Tutela e valorizzazione della proprietà intellettuale

    • Incontro in modalità digitale
    • 22 Marzo 2021

          A poco più di un anno dall’inizio della pandemia, la notevole attenzione sui ritardi e sulle difficoltà della campagna vaccinale sta facendo perdere di vista un dato di fatto fondamentale: la realizzazione di vaccini anti-Covid in meno di 12 mesi è uno straordinario successo della scienza, insperato per la sua rapidità e raggiunto grazie alla collaborazione fra attori pubblici e privati. Il clima di cooperazione che ha portato a questo risultato non deve venire meno ora nella gestione della produzione del siero e nella sua distribuzione.

          Certamente le autorità nazionali ed europee hanno il diritto di considerare, per aumentare la velocità di immunizzazione, tutte le opzioni sul tavolo. Tuttavia, c’è un elemento che non va dimenticato: i brevetti sono stati un fattore abilitante nella corsa alla realizzazione dei vaccini e non un ostacolo.

          La ricerca è un processo molto oneroso in termini di tempo, oltre che di risorse economiche e professionali, e questo aspetto nel settore farmaceutico è ancora più evidente per i rischi elevati collegati alle ridotte possibilità di successo nelle prime fasi degli studi clinici.

          La farmaceutica è riconosciuta dalla Commissione Europea come il primo comparto per investimenti in ricerca e sviluppo a livello continentale, con ricadute importanti sulla disponibilità di cure innovative per i cittadini. La proprietà intellettuale e la sua tutela sono il motore che spinge questi successi: hanno accelerato la reazione alla pandemia e saranno ancora cruciali ora che si devono cercare nuove soluzioni per le varianti del virus.

          In questo scenario è necessario capire quali siamo gli strumenti a disposizione di imprese e governi per affrontare quello che è attualmente uno dei principali problemi della campagna vaccinale: la disponibilità di fiale.

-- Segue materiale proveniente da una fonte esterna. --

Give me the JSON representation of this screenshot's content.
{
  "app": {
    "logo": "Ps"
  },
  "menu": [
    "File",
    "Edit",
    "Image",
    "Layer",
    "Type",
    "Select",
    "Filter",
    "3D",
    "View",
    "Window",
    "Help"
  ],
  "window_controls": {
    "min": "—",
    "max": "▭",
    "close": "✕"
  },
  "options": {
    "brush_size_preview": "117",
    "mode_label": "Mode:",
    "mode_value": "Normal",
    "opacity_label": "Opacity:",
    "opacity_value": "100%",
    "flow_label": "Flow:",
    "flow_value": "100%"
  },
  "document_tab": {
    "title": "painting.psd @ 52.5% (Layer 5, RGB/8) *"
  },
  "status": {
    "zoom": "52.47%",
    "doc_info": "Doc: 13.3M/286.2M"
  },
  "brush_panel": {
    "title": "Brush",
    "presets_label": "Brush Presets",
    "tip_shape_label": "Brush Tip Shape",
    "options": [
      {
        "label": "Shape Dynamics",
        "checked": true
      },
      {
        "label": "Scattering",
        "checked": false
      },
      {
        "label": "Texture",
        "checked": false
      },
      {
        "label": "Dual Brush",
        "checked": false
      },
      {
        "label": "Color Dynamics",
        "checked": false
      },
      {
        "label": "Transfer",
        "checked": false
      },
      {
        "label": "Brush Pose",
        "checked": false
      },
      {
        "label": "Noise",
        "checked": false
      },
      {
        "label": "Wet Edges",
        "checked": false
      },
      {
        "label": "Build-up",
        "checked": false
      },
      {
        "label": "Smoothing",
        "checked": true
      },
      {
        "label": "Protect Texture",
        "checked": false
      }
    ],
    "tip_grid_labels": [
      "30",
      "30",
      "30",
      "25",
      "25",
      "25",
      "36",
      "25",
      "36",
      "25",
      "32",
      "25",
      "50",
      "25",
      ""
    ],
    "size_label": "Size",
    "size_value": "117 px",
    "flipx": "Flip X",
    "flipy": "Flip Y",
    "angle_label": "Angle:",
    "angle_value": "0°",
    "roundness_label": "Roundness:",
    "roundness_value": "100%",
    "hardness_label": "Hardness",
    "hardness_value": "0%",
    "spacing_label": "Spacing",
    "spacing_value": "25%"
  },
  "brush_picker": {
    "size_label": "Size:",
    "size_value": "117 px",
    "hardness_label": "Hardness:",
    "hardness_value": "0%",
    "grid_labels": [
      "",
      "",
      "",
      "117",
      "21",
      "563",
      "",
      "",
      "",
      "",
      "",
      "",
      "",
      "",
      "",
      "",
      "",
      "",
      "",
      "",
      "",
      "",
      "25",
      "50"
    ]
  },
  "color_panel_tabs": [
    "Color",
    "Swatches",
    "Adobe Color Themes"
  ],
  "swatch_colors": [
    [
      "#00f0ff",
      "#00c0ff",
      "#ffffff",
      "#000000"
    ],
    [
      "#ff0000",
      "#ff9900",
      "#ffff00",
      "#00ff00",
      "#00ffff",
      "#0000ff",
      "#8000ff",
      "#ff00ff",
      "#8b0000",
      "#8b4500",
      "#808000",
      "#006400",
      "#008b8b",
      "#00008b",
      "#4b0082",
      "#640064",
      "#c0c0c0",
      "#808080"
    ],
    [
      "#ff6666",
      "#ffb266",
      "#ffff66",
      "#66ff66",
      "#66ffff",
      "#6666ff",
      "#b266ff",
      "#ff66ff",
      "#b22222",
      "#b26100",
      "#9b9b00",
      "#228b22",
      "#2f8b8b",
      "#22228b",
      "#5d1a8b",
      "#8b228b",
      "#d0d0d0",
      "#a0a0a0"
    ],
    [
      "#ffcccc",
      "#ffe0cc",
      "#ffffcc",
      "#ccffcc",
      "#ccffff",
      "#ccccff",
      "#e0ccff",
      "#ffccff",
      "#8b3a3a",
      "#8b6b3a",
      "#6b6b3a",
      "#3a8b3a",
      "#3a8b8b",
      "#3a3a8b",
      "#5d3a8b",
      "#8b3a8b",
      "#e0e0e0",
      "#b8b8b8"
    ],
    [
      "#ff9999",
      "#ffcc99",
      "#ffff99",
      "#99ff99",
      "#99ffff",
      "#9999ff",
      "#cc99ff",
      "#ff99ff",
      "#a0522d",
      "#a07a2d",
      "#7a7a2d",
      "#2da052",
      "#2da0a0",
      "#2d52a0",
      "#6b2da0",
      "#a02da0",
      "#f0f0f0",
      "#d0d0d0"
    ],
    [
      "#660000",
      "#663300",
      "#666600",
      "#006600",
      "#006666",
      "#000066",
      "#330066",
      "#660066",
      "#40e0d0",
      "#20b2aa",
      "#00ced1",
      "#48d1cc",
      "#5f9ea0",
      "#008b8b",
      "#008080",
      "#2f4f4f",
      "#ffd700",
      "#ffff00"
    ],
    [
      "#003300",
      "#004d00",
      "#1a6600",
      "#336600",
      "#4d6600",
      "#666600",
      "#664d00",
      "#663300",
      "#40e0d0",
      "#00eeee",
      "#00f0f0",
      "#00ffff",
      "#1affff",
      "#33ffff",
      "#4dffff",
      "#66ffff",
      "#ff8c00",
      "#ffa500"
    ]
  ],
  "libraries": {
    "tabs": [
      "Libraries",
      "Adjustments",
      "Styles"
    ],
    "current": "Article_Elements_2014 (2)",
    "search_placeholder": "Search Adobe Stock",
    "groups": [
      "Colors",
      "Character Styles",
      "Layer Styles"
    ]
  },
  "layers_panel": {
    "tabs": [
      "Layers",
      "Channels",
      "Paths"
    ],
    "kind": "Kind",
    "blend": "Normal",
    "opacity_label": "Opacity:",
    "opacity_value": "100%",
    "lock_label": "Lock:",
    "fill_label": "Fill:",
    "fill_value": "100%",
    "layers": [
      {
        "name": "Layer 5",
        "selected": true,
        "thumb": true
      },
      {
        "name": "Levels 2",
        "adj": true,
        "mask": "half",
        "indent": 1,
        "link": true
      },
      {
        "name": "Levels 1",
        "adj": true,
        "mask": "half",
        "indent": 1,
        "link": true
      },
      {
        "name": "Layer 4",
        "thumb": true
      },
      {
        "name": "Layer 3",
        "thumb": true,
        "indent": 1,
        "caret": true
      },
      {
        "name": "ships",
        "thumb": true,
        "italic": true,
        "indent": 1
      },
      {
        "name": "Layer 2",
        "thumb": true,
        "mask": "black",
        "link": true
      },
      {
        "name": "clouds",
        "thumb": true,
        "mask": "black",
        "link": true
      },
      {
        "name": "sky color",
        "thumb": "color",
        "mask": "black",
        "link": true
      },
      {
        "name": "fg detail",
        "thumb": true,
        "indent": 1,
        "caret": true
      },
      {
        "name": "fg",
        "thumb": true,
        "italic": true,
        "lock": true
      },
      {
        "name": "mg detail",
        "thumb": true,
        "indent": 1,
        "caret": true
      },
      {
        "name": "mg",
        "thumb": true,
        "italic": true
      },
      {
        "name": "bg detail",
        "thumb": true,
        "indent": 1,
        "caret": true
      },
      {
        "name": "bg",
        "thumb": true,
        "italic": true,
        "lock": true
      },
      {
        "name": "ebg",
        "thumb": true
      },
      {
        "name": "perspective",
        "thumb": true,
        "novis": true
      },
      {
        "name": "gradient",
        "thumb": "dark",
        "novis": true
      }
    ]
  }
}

Le industrie stanno lavorando in collaborazione anche con i competitor per trovare nuovi siti produttivi. In quest’ottica l’ipotesi di licenze obbligatorie non solo non tiene conto dello sforzo che il settore sta portando avanti, ma sottovaluta anche i tempi necessari al processo di realizzazione. Il bisogno di tecnologie e personale qualificato richiede fino a 8 mesi di preparazione prima dell’effettivo avvio della produzione, rendendo l’obbligatorietà della licenza uno strumento inefficace ad affrontare la necessità immediata di dosi.

          In questa e in altre sfide poste dalla pandemia, l’Unione Europea continua a essere un attore importante. Da un lato ha offerto un grande appoggio alla ricerca e all’industria quando ancora non si avevano evidenze sugli esiti dello sviluppo, permettendo di accelerare nell’individuazione di vaccini. Dall’altro ha lavorato e sta lavorando per garantire l’accesso delle fiale a livello continentale, in un mercato non semplice perché molto frammentato e contraddistinto da elevate barriere dettate dalla regolamentazione nazionale.

          L’Europa, inoltre, continua a difendere un modello basato sulla complementarietà fra diritto alla salute e tutela della proprietà intellettuale. Si tratta di una difesa portata avanti anche in forum internazionali, dove esistono pressioni di Paesi che, dietro alle critiche contro i brevetti, celano importanti interessi industriali. Un tale approccio globale è fondamentale perché quella attuale è una fase delicata non solo per la lotta al Covid: la governance e i modelli di collaborazione fra diversi attori che stanno emergendo saranno, infatti, essenziali per le future sfide sanitarie. In questo quadro difendere la possibilità di tenere insieme salute e proprietà intellettuale significa non solo tutelate la competitività della ricerca e dell’industria europee, ma anche continuare a sostenere il progresso scientifico e il miglioramento delle condizioni sanitarie nel mondo.